Japanese and Chinese officials will meet in Beijing next week in an effort to defuse a territorial dispute over natural gas deposits in the East China Sea, officials said Thursday.

The meeting planned for next Monday follows a series of terse exchanges between Tokyo and Beijing over the fields, which both energy-hungry countries are exploring.

Yu Kameoka, a spokesman for Prime Minister Junichiro Koizumi, would only say that the talks would center on gas development. He did not elaborate.

Tokyo suspects that China is exploring gas fields near Okinawa that could stretch into Japanese territorial waters, and has vowed to lodge an official protest to stop these activities.
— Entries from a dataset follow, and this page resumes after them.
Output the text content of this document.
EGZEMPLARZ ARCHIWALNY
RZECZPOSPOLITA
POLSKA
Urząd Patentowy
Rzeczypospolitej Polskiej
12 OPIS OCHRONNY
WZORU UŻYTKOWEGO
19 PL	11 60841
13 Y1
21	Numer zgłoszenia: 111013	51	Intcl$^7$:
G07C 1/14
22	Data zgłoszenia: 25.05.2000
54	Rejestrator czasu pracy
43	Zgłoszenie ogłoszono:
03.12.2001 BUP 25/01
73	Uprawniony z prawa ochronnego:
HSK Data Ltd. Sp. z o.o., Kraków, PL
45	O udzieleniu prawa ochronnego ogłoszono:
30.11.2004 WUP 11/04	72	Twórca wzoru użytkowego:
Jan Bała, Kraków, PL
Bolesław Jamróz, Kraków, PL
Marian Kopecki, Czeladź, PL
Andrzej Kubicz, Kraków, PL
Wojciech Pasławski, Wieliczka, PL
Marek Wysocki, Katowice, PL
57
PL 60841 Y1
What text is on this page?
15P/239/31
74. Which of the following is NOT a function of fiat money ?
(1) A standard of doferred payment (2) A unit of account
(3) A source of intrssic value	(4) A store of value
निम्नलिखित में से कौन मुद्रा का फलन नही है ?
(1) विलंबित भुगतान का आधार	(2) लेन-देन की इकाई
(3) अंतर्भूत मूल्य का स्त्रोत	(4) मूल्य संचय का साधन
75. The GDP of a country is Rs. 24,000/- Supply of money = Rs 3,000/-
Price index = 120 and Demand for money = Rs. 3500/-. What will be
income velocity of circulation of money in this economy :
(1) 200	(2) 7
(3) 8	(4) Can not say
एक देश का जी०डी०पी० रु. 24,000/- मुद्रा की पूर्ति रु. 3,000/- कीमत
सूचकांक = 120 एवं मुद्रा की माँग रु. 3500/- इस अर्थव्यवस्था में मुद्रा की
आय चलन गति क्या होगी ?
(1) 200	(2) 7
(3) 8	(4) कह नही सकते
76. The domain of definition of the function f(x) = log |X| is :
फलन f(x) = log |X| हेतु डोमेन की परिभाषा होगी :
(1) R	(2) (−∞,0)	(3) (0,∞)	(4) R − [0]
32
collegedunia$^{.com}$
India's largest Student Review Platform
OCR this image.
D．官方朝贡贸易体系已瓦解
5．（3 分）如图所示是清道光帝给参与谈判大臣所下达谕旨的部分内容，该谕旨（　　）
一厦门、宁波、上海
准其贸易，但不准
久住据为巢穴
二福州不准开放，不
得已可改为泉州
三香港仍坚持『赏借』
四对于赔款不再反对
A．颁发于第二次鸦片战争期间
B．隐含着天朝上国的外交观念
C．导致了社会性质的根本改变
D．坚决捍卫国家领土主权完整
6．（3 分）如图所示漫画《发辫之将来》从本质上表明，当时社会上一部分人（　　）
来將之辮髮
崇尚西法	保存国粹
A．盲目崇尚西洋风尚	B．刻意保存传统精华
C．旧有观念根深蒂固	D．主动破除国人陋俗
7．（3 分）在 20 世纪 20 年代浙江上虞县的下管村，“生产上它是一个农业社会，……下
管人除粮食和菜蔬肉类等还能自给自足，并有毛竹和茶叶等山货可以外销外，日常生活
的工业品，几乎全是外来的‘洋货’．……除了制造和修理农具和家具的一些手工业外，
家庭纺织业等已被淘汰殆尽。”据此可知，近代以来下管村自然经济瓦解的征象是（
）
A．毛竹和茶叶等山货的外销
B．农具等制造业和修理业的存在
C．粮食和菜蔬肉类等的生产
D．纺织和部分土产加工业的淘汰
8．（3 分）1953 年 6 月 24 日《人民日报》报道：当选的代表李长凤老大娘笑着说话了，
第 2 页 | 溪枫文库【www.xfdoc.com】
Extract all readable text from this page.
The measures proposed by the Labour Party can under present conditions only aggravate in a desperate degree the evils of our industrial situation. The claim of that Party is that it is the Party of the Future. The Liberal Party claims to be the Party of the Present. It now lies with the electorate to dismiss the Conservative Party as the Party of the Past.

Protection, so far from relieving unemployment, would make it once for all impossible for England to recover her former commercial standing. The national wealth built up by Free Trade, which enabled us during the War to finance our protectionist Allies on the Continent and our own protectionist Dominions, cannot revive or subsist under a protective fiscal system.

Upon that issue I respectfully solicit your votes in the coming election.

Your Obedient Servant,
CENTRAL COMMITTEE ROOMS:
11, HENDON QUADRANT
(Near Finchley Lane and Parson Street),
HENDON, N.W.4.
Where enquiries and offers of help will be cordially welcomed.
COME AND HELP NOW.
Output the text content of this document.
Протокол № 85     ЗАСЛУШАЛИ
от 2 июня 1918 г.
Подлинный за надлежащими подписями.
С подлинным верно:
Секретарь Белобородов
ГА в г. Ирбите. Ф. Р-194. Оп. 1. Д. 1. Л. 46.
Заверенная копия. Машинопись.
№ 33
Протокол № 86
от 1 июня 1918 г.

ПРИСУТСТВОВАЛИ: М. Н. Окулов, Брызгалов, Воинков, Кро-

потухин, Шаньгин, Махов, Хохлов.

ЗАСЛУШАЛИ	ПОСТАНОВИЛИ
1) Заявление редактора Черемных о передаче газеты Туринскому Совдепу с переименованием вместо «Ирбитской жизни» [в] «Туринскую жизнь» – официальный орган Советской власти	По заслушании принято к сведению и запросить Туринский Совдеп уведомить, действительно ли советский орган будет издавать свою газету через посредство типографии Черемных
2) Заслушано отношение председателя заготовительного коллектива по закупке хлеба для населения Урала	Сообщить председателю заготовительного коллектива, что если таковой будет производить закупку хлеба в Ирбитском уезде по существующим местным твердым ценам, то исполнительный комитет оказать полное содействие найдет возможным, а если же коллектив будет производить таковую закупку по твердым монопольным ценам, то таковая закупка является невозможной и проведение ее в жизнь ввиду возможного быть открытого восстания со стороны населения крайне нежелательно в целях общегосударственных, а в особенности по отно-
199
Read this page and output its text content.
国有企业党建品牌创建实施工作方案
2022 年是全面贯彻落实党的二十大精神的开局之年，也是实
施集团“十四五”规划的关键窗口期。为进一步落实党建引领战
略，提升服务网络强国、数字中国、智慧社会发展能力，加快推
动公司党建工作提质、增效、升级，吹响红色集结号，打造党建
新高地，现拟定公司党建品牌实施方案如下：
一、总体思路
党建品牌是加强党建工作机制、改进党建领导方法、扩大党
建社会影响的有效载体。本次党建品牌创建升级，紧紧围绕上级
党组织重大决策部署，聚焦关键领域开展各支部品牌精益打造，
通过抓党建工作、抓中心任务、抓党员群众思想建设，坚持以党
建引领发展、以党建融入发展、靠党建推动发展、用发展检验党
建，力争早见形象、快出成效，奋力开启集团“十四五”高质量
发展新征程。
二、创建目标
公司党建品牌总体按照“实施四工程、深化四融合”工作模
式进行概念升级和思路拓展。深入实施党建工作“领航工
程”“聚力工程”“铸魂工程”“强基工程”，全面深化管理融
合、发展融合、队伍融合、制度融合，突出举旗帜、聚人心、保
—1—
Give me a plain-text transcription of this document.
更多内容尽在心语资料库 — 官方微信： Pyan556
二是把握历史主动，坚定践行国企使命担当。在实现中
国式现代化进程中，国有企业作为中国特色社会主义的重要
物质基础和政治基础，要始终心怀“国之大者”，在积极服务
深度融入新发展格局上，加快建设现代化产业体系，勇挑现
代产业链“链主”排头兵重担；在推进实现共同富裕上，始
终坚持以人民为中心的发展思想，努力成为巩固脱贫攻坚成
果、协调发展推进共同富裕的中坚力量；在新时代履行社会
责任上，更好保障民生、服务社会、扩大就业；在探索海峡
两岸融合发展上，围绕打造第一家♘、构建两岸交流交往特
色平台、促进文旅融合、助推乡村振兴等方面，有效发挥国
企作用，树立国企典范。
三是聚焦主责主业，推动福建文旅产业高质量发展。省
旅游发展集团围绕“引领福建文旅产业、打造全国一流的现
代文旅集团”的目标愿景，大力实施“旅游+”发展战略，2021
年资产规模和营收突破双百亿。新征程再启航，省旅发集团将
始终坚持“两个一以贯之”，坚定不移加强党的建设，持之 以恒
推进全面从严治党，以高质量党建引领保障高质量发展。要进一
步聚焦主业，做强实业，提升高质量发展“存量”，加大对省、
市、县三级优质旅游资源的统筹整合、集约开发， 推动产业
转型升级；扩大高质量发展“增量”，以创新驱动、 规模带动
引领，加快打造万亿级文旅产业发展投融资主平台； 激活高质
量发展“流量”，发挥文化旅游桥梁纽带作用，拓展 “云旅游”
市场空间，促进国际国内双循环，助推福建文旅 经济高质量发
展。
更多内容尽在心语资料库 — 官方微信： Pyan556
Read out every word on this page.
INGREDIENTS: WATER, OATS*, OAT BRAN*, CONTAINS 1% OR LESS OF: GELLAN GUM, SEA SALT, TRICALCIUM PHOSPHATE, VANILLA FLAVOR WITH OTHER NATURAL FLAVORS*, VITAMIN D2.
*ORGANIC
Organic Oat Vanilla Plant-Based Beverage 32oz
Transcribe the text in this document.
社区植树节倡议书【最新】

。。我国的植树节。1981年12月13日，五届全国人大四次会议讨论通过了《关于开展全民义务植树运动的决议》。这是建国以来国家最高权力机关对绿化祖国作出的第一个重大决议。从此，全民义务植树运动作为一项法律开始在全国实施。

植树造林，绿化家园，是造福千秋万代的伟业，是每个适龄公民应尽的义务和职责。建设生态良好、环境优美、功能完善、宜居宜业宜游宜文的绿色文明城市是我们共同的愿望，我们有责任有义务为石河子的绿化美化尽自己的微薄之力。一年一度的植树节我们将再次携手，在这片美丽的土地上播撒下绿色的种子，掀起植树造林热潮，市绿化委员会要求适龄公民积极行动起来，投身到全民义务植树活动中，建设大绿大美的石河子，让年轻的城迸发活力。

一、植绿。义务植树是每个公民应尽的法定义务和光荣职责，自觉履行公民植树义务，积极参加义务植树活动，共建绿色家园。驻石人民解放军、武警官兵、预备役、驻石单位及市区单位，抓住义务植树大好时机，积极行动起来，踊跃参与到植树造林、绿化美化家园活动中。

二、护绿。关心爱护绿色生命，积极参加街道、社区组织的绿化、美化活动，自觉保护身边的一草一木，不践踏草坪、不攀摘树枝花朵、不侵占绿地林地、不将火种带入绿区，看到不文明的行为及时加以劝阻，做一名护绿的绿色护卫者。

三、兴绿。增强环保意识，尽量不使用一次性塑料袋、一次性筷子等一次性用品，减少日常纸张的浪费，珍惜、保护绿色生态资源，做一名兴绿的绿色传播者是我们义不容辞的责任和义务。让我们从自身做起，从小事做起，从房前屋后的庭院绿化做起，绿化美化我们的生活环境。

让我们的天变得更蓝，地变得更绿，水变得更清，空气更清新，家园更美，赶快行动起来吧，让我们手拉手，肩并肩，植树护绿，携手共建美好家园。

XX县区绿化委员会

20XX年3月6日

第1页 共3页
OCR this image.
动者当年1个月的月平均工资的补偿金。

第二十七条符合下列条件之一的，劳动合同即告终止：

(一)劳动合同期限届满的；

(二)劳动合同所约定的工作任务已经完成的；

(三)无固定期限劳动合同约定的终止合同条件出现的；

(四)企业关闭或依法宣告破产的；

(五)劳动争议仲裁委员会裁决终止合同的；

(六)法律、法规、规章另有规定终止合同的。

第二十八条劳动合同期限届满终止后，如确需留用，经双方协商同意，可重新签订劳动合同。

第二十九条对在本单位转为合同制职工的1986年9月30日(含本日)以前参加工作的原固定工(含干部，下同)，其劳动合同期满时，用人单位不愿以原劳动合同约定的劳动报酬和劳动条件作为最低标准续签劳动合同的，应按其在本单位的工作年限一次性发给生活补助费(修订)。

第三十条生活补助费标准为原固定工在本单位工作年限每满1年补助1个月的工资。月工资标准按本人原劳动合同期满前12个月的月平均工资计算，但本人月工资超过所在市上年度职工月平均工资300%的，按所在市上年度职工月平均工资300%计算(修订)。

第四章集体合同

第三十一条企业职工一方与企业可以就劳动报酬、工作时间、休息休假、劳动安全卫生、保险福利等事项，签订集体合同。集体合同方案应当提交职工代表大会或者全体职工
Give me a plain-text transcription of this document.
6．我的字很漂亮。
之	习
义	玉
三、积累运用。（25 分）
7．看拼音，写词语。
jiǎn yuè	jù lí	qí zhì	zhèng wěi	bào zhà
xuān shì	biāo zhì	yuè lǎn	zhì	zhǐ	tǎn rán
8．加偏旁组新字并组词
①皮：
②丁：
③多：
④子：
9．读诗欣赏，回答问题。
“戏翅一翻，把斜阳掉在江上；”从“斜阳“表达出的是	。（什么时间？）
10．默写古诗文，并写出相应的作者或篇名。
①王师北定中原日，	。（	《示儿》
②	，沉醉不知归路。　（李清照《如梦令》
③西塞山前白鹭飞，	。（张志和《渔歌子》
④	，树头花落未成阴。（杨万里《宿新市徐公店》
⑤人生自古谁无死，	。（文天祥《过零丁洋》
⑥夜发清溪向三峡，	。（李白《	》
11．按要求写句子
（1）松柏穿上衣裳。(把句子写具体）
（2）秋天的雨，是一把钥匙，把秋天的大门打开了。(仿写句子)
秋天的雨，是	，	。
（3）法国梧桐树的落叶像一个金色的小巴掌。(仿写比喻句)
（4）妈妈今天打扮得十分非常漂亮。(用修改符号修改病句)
China has rebuffed a Japanese request for more information on its exploration, but has insisted that its activities are close enough to the Chinese coast to be of no concern to Japan.

Beijing has also criticized a Japanese proposal that a line be drawn separating the two countries' exclusive economic zones in the disputed area.

China is working on an undersea pipeline northwest of the island of Okinawa, and Japan recently began prospecting nearby, prompting protests from Beijing.

The U.N. Convention on the Law of the Sea allows coastal countries an economic zone extending 200 nautical miles (370 km) from their shores.

But Beijing and Tokyo, both of which signed the convention in 1996, have not agreed where their sea border lies. The United Nations says it will decide on global offshore territorial claims by May 2009.